DAK boss calls for broad alliance as Germany faces health insurance funding crisis
CEO Andreas Storm warns of a 'severe crisis' in social systems and demands federal, state, and local governments jointly tackle rising health and long-term care spending.
Storm calls for a broad consensus
DAK-Gesundheit CEO Andreas Storm has called on Germany's federal, state, and local governments to forge a joint agreement on limiting rapidly rising health and care spending. In an interview with the German Press Agency, he stressed that keeping contribution rates stable requires burdens to be distributed fairly and with social equity.
That has not been the case so far and must now be corrected.
Storm pointed to the ongoing conference of state health ministers in Hannover as the natural starting point for such an alliance.
In this way, the severe crisis of our social systems can still be jointly overcome.
Savings package details and resistance
The coalition government, in which the CDU leads, has tabled a savings package designed to relieve the statutory health insurance system by €16.3 billion in 2027 and avert further rises in supplementary contributions. Health Minister Nina Warken (CDU) plans to impose spending brakes on doctors' offices, hospitals, and the pharmaceuticals sector, while also introducing higher co-payments for medications and curbs on the free co-insurance of spouses. Despite these measures, preliminary estimates indicate the deficit facing insurers in 2027 could swell by an additional €3.5 billion, creating a new financing gap. At the state health ministers' conference, which ends on Thursday, significant pushback from the Länder against the coalition's proposals has already surfaced.
Storm's specific demands
Storm insisted the newly identified funding hole must be closed without imposing further strain on patients.
This must not, however, lead to a further burden on insured persons and patients.

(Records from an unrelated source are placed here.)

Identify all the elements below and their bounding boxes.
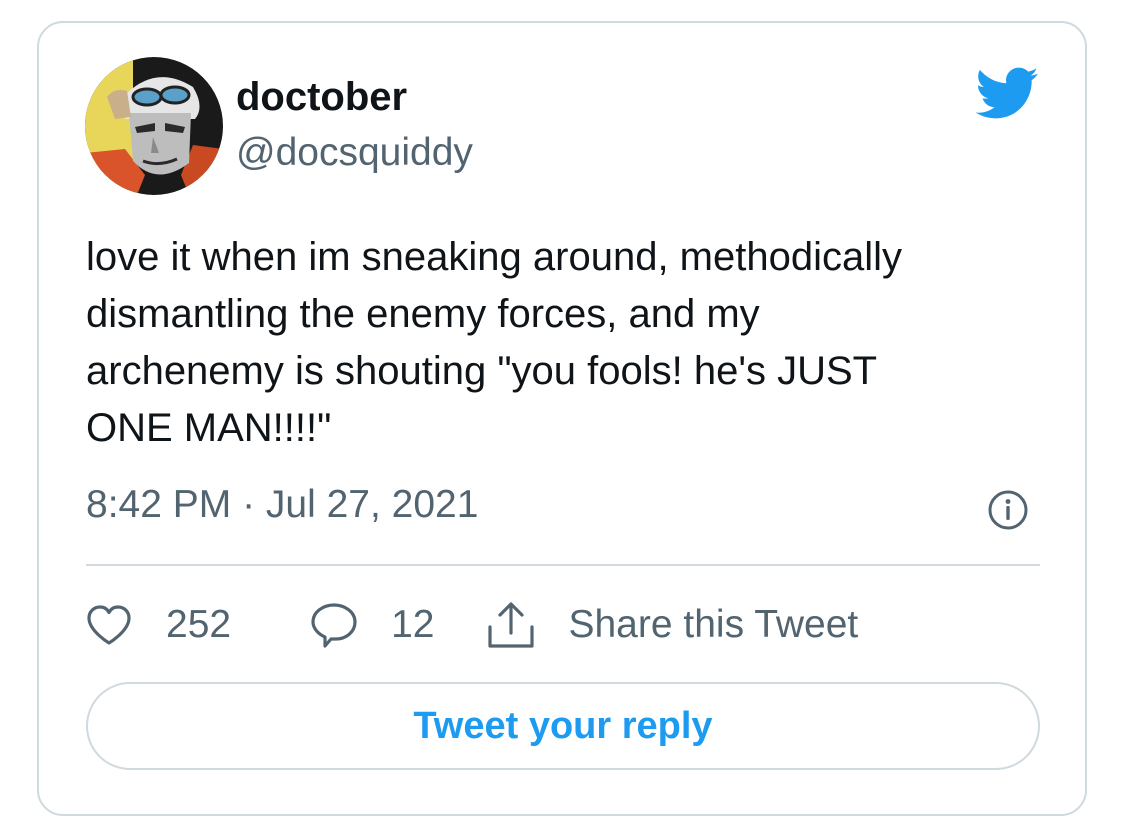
- twitter-bird-icon[interactable]: [973, 65, 1039, 121]
- heart-icon: [87, 605, 131, 645]
- avatar[interactable]: [85, 57, 223, 195]
- reply-count: 12: [391, 603, 435, 646]
- like-button[interactable]: 252: [86, 601, 231, 649]
- share-upload-icon: [488, 602, 535, 648]
- divider: [86, 564, 1040, 566]
- like-count: 252: [166, 603, 232, 646]
- share-label: Share this Tweet: [568, 603, 859, 646]
- reply-button[interactable]: 12: [309, 601, 434, 649]
- info-icon[interactable]: [987, 489, 1029, 531]
- tweet-card: doctober @docsquiddy love it when im sne…: [37, 21, 1087, 816]
- action-bar: 252 12 Share this Tweet: [86, 593, 858, 657]
- display-name[interactable]: doctober: [236, 73, 407, 121]
- speech-bubble-icon: [311, 603, 357, 648]
- tweet-text: love it when im sneaking around, methodi…: [86, 235, 902, 450]
- tweet-your-reply-button[interactable]: Tweet your reply: [86, 682, 1040, 770]
- share-button[interactable]: Share this Tweet: [484, 599, 858, 651]
- tweet-timestamp[interactable]: 8:42 PM · Jul 27, 2021: [86, 481, 478, 529]
- user-handle[interactable]: @docsquiddy: [236, 129, 473, 177]
- avatar-image: [85, 57, 223, 195]
- reply-button-label: Tweet your reply: [413, 705, 713, 747]
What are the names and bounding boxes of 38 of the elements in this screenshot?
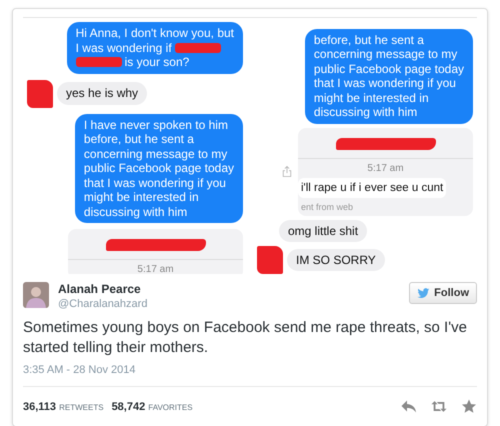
message-text: discussing with him [84, 204, 188, 219]
message-text: Hi Anna, I don't know you, but [76, 26, 234, 40]
message-text: I was wondering if [76, 40, 172, 55]
timestamp: 5:17 am [367, 162, 404, 174]
tweet-text: Sometimes young boys on Facebook send me rape threats, so I've started telling their mothers. [23, 318, 468, 358]
message-text: IM SO SORRY [296, 252, 376, 268]
message-text: before, but he sent a [84, 132, 194, 146]
message-text: might be interested in [84, 190, 199, 204]
message-text: is your son? [124, 55, 190, 70]
message-text: might be interested in [314, 90, 429, 105]
message-text: concerning message to my [84, 146, 228, 161]
redaction-mark [257, 246, 283, 274]
retweet-icon[interactable] [431, 399, 447, 414]
source-text: ent from web [300, 202, 354, 212]
message-text: omg little shit [288, 224, 358, 238]
message-text: I have never spoken to him [84, 118, 228, 132]
redaction-mark [27, 80, 53, 108]
star-icon[interactable] [461, 399, 477, 414]
share-icon [282, 165, 292, 178]
avatar[interactable] [23, 282, 49, 308]
message-text: concerning message to my [314, 47, 458, 62]
redaction-mark [76, 57, 122, 68]
message-text: public Facebook page today [314, 62, 464, 76]
stat-count[interactable]: 58,742 FAVORITES [112, 400, 193, 412]
redaction-mark [174, 42, 221, 53]
message-text: before, but he sent a [314, 32, 424, 47]
follow-button[interactable]: Follow [409, 282, 477, 304]
message-text: public Facebook page today [84, 161, 234, 176]
message-text: yes he is why [66, 86, 138, 101]
quoted-message: i'll rape u if i ever see u cunt [298, 178, 446, 198]
message-text: discussing with him [314, 105, 418, 120]
stat-count[interactable]: 36,113 RETWEETS [23, 400, 104, 412]
bird-icon [417, 288, 430, 298]
timestamp: 5:17 am [137, 264, 174, 274]
message-text: that I was wondering if you [314, 76, 456, 90]
message-text: that I was wondering if you [84, 176, 226, 190]
reply-icon[interactable] [401, 399, 417, 414]
user-name[interactable]: Alanah Pearce [58, 282, 148, 296]
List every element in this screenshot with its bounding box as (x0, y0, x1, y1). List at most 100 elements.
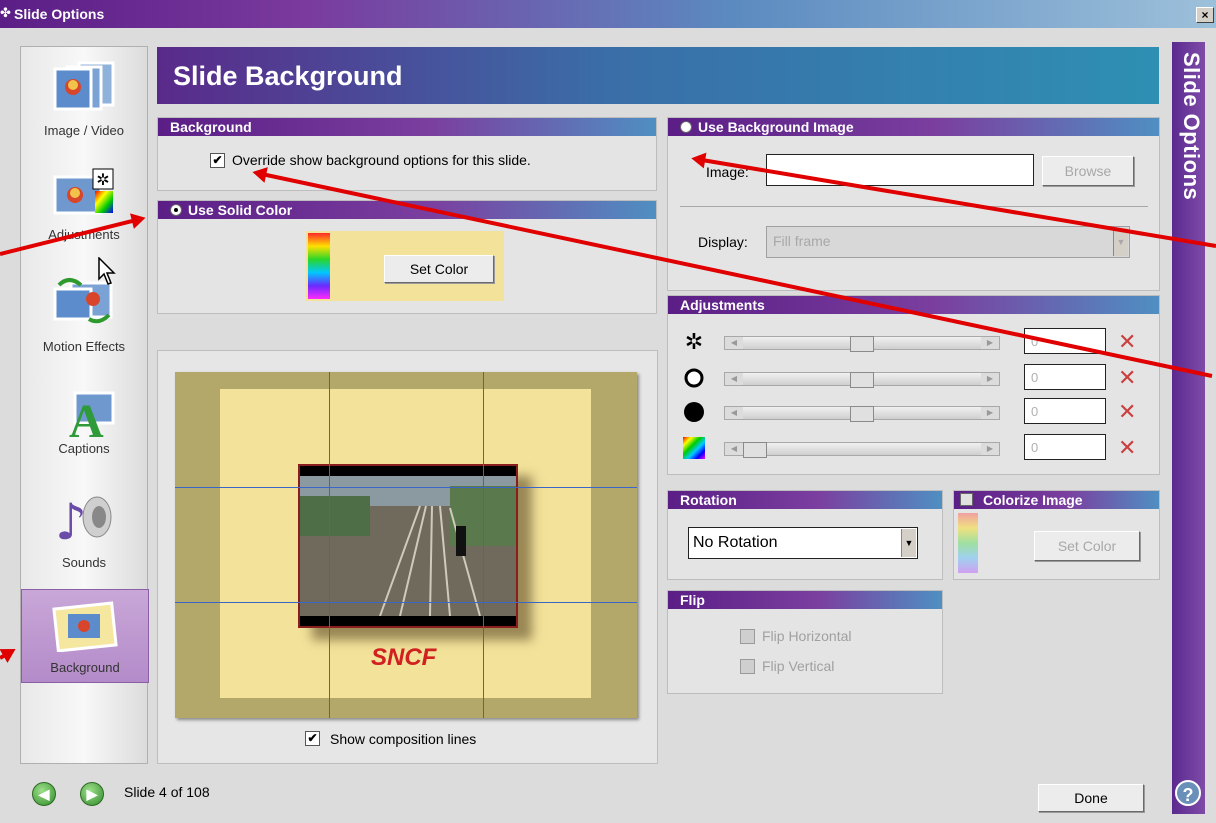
rotation-select-value: No Rotation (693, 534, 778, 551)
reset-x-icon[interactable]: ✕ (1118, 330, 1136, 354)
black-slider[interactable]: ◀ ▶ (724, 406, 1000, 422)
flip-title: Flip (668, 591, 942, 609)
done-button[interactable]: Done (1038, 784, 1144, 812)
adjustments-panel: Adjustments ✲ ◀ ▶ 0 ✕ ◀ ▶ 0 ✕ ◀ ▶ 0 ✕ ◀ ▶ 0 … (667, 295, 1160, 475)
reset-x-icon[interactable]: ✕ (1118, 436, 1136, 460)
bottom-bar: ◀ ▶ Slide 4 of 108 Done (20, 770, 1160, 814)
solid-color-panel: Use Solid Color Set Color (157, 200, 657, 314)
slider-row-hue: ◀ ▶ 0 ✕ (682, 434, 1162, 460)
sidebar-item-sounds[interactable]: ♪ Sounds (21, 479, 147, 579)
flip-horizontal-checkbox[interactable] (740, 629, 755, 644)
background-image-panel: Use Background Image Image: Browse Displ… (667, 117, 1160, 291)
next-slide-icon[interactable]: ▶ (80, 782, 104, 806)
chevron-down-icon: ▼ (901, 529, 916, 557)
browse-button[interactable]: Browse (1042, 156, 1134, 186)
hue-value[interactable]: 0 (1024, 434, 1106, 460)
adjustments-icon: ✲ (53, 168, 114, 215)
set-color-button[interactable]: Set Color (384, 255, 494, 283)
help-icon[interactable]: ? (1175, 780, 1201, 806)
flip-vertical-checkbox[interactable] (740, 659, 755, 674)
color-swatch (308, 233, 330, 299)
sidebar-item-adjustments[interactable]: ✲ Adjustments (21, 155, 147, 255)
colorize-title: Colorize Image (983, 492, 1083, 508)
slider-row-contrast: ◀ ▶ 0 ✕ (682, 364, 1162, 390)
colorize-checkbox[interactable] (960, 493, 973, 506)
sidebar-item-label: Image / Video (44, 123, 124, 138)
rotation-select[interactable]: No Rotation ▼ (688, 527, 918, 559)
background-panel: Background ✔ Override show background op… (157, 117, 657, 191)
sidebar-item-label: Sounds (61, 555, 107, 570)
composition-line-vertical (483, 372, 484, 718)
sidebar-item-image-video[interactable]: Image / Video (21, 47, 147, 147)
contrast-value[interactable]: 0 (1024, 364, 1106, 390)
app-icon: ✤ (0, 5, 11, 20)
solid-color-title: Use Solid Color (188, 202, 293, 218)
show-composition-lines-checkbox[interactable]: ✔ (305, 731, 320, 746)
show-composition-lines-label: Show composition lines (330, 731, 477, 747)
slider-thumb[interactable] (850, 406, 874, 422)
svg-text:✲: ✲ (96, 172, 109, 189)
image-video-icon (53, 61, 115, 111)
slider-thumb[interactable] (850, 372, 874, 388)
black-circle-icon (682, 400, 706, 424)
flip-vertical-label: Flip Vertical (762, 658, 835, 674)
sidebar: Image / Video ✲ Adjustments Motion Effec… (20, 46, 149, 764)
sidebar-item-background[interactable]: Background (21, 589, 149, 683)
rotation-title: Rotation (668, 491, 942, 509)
image-path-input[interactable] (766, 154, 1034, 186)
page-header: Slide Background (157, 47, 1159, 104)
sidebar-item-label: Captions (58, 441, 110, 456)
divider (680, 206, 1148, 207)
svg-text:A: A (69, 395, 104, 441)
solid-color-radio[interactable] (170, 204, 182, 216)
black-value[interactable]: 0 (1024, 398, 1106, 424)
hue-slider[interactable]: ◀ ▶ (724, 442, 1000, 458)
mouse-cursor-icon (98, 257, 116, 285)
window-title: Slide Options (14, 6, 105, 22)
composition-line-vertical (329, 372, 330, 718)
reset-x-icon[interactable]: ✕ (1118, 400, 1136, 424)
background-image-title: Use Background Image (698, 119, 854, 135)
sounds-icon: ♪ (55, 493, 112, 543)
colorize-panel: Colorize Image Set Color (953, 490, 1160, 580)
brightness-slider[interactable]: ◀ ▶ (724, 336, 1000, 352)
override-checkbox[interactable]: ✔ (210, 153, 225, 168)
page-title: Slide Background (173, 61, 403, 91)
flip-panel: Flip Flip Horizontal Flip Vertical (667, 590, 943, 694)
background-icon (52, 601, 118, 652)
sidebar-item-label: Motion Effects (42, 339, 126, 354)
contrast-slider[interactable]: ◀ ▶ (724, 372, 1000, 388)
display-select[interactable]: Fill frame ▼ (766, 226, 1130, 258)
background-image-header: Use Background Image (668, 118, 1159, 136)
contrast-white-circle-icon (682, 366, 706, 390)
background-panel-title: Background (158, 118, 656, 136)
composition-line-horizontal (175, 602, 637, 603)
sidebar-item-label: Background (50, 660, 120, 675)
vertical-title: Slide Options (1179, 52, 1204, 201)
hue-icon (682, 436, 706, 460)
composition-line-horizontal (175, 487, 637, 488)
display-label: Display: (698, 234, 748, 250)
slider-thumb[interactable] (850, 336, 874, 352)
brightness-icon: ✲ (684, 329, 704, 354)
slider-thumb[interactable] (743, 442, 767, 458)
slide-preview-image[interactable] (298, 464, 518, 628)
slide-status: Slide 4 of 108 (124, 784, 210, 800)
sidebar-item-captions[interactable]: A Captions (21, 373, 147, 473)
preview-caption: SNCF (371, 644, 437, 671)
window-titlebar: ✤ Slide Options × (0, 0, 1216, 28)
flip-horizontal-label: Flip Horizontal (762, 628, 852, 644)
captions-icon: A (69, 391, 115, 441)
right-title-strip: Slide Options (1172, 42, 1205, 814)
annotation-arrow (0, 649, 14, 660)
previous-slide-icon[interactable]: ◀ (32, 782, 56, 806)
slider-row-black: ◀ ▶ 0 ✕ (682, 398, 1162, 424)
colorize-set-color-button[interactable]: Set Color (1034, 531, 1140, 561)
reset-x-icon[interactable]: ✕ (1118, 366, 1136, 390)
background-image-radio[interactable] (680, 121, 692, 133)
sidebar-item-motion-effects[interactable]: Motion Effects (21, 265, 147, 365)
svg-text:♪: ♪ (55, 493, 87, 543)
display-select-value: Fill frame (773, 233, 831, 249)
close-button[interactable]: × (1196, 7, 1214, 23)
colorize-header: Colorize Image (954, 491, 1159, 509)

He demanded that the planned cut to the regular federal subsidy for the health insurance system be rescinded. In parallel, the federal government should significantly raise its contribution to cover healthcare costs for recipients of unemployment benefit II (Bürgergeld). For long-term care insurance, Storm proposed a temporary moratorium on regulatory changes in inpatient care. He suggested that the contentious issue of capping out-of-pocket expenses for nursing home residents be deferred. He also sharply criticized a provision in the coalition's plan that would reduce pension entitlements for family caregivers, arguing that it rightly finds no public acceptance and must be scrapped. Instead, he urged the federal government to assume the cost of pension contributions for caregiving relatives.
Outlook
The Hannover health ministers' conference runs through Thursday, when Minister Warken is due to participate. With the states opposing central elements of the savings package and Storm warning that without action contributions could rise at the start of 2027, the federal government faces growing pressure to rework its draft legislation. A broad political consensus, Storm argued, remains the only way to tackle the systemic crisis.